Danses underground (extrait du film « Delo Pyostrykh » (« Affaires des « bariolés » »), 1958)
Danses de jeunes
Durant les années 70, la fièvre mondiale du disco s’est également emparée des foyers soviétiques. En URSS, les premières discothèques ont vu le jour dans les républiques baltes, États désormais indépendants et membres de l’Union européenne. Ce nouveau style de boîtes à l’occidentale a été très bien accueilli par les citoyens soviétiques car il leur offrait une autre façon moderne de préparer ces soirées dansantes qu’ils aimaient tant.
Dans une organisation typiquement soviétique, où les gens travaillaient de 9 à 17h, les réunions du personnel étaient obligatoires environ une fois par mois. Ces rassemblements regorgeaient de discours idéologiques et d’« informations politiques » présentées par les dirigeants locaux du parti communiste.
Ces événements avaient lieu dans des clubs culturels ou des auditoires pouvant accueillir quelques centaines de personnes.
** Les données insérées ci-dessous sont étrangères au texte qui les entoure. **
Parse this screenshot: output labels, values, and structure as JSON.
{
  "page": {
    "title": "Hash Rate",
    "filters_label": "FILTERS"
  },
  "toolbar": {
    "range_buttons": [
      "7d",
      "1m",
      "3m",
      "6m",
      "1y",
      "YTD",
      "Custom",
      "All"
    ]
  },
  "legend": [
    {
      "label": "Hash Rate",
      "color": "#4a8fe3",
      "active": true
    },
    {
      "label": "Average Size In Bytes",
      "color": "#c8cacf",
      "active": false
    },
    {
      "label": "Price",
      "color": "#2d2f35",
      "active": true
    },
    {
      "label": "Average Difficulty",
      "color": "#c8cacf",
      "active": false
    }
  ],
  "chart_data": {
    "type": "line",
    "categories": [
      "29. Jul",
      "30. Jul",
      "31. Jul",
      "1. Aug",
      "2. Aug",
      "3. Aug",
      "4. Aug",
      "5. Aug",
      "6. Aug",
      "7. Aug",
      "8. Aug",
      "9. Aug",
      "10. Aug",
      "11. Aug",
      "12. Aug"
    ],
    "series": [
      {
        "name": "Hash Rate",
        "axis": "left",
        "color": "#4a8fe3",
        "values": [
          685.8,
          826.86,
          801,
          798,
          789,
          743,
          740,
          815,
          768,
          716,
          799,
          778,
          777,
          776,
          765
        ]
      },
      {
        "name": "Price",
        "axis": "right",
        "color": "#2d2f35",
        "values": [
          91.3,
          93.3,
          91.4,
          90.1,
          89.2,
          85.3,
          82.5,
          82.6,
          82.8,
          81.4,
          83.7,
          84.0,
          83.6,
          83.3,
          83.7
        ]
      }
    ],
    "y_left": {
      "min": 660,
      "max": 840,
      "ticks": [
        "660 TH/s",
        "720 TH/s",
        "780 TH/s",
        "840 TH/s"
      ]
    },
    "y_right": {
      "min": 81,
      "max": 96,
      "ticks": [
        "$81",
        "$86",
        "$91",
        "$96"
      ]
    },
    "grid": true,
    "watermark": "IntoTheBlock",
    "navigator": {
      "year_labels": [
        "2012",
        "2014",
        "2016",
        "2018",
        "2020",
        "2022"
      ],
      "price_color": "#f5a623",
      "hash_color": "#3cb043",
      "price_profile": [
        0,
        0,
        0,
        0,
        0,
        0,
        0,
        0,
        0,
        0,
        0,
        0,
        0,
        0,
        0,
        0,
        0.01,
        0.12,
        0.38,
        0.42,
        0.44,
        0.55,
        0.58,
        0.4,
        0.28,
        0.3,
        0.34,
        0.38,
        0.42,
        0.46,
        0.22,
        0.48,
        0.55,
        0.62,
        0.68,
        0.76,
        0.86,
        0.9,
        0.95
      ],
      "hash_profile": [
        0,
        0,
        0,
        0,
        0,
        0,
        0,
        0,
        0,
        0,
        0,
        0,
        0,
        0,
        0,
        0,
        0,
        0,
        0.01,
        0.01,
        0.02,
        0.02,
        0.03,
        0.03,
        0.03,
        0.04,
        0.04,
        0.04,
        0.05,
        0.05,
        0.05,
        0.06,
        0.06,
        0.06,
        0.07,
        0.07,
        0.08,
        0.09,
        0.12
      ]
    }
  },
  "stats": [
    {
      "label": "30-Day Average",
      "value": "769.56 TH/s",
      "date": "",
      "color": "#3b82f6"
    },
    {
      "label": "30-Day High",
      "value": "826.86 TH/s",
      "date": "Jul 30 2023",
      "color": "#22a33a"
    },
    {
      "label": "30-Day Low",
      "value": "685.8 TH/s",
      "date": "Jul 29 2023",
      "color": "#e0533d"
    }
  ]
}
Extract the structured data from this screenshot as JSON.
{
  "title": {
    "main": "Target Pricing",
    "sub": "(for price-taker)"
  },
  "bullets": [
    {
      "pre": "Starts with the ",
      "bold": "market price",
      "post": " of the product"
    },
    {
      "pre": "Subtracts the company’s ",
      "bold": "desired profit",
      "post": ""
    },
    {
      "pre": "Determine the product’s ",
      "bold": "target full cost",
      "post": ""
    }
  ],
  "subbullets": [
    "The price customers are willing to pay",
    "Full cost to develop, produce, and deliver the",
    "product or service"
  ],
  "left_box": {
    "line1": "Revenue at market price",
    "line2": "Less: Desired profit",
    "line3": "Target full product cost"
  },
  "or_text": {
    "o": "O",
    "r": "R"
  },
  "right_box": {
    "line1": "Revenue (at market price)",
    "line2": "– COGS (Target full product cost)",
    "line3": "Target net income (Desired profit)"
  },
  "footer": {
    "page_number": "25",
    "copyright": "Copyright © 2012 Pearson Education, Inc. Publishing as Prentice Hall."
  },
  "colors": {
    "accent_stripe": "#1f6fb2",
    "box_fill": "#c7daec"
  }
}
Pour rendre ces réunions plus attractives, les représentants des partis communistes locaux et leurs plus jeunes partenaires du Komsomol (jeunesses communistes à l’époque soviétique) essayaient d’ajouter un peu de divertissement après les discours idéologiques rigides et ennuyeux, et la discothèque constituait une solution parfaite.
Elle était donc un instrument de divertissement contrôlé par le département de culture du parti communiste. La plupart des bonnes idées dans ce domaine venant de la jeune génération, la gestion de ces soirées a été confiée au Komsomol.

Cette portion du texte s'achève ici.